James Pethokoukis passes along the chart on the right from Goldman Sachs, which shows the yield curve on treasury bills maturing at various dates. The curve on September 16 was pretty flat. The curve on September 30 showed a bit of an uptick for bonds maturing in the second half of October. A day later, on October 1, the yield curve went nuts. Bonds maturing in the second half of October—which are at risk of delayed payment if the debt ceiling is reached—cratered in value, which means they’re now sporting big yields. If you buy a bond that matures on October 31, you can expect a return of more than 8 percent.
Treasury bonds aren’t at any risk of genuine default, so what explains this? Two things. First, there’s apparently some genuine risk that bond coupons might not get paid if we hit the debt ceiling on October 18. This has to do with the fact that the Treasury’s computer systems can’t easily prioritize payments, which means that, willy nilly, maybe some bond coupons will be missed. Among large investors, there’s also a worry that Wall Street systems can’t easily distinguish between bonds that are in technical default and those that aren’t, and this could cause bonds maturing within the danger zone to be rejected on the repo market if you try to use them as collateral. I don’t know if either of these fears is really reasonable, but that’s the chatter right now.

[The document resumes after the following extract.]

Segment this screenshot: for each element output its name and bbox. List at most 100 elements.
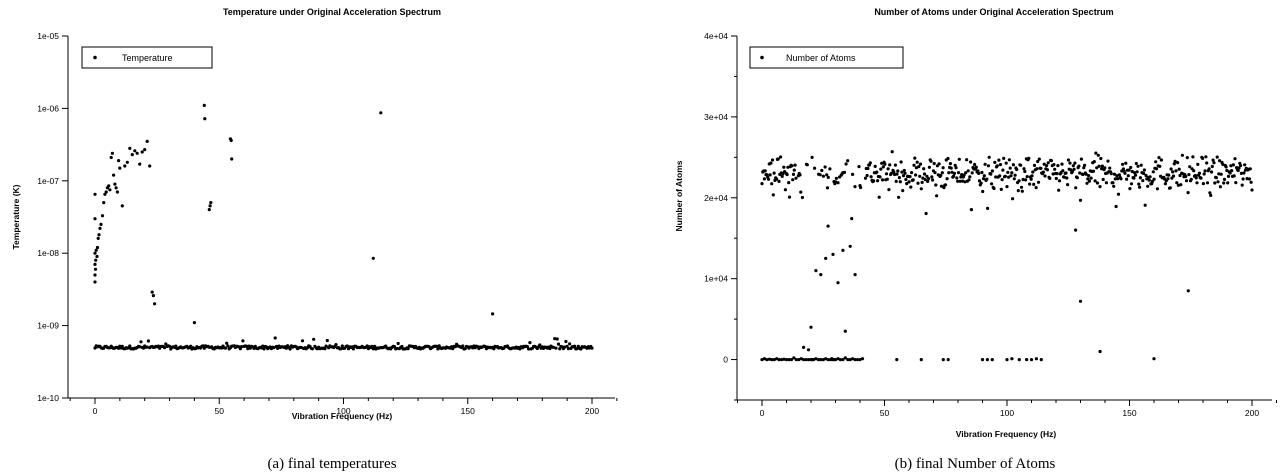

I’ll defer to anyone who knows more about this than me—a very large class of people, I imagine—but if I’m reading this right, market fears are taking the following form:
- Bonds maturing after October 18 might end up in technical default, which reduces their usefulness as collateral in the repo market and thus their value.
- In addition, these bonds might also get paid late, and with maturity dates only a few weeks away, even a few weeks of delay has a big effect on their value.
- Bonds maturing after October 31 are safer, since everyone is assuming that things will be settled one way or another by mid-November at the latest.
I’ve mentioned before my theory that the now-combined budget/debt ceiling crisis could end up being resolved only by some kind of market crash. Pleading from the business community may be falling on deaf ears at the moment, but the one thing that really does seem to get the attention of even tea party Republicans is a market catastrophe. I don’t know if we’ll get to that point, but this chart seems to suggest that if the budget/debt ceiling standoff continues for another couple of weeks, that’s what will finally put an end to it. Even John Boehner will finally tell the tea partiers that enough is enough if the repo market has seized up and U.S. treasury bonds are selling at about the same premium as those from Greece.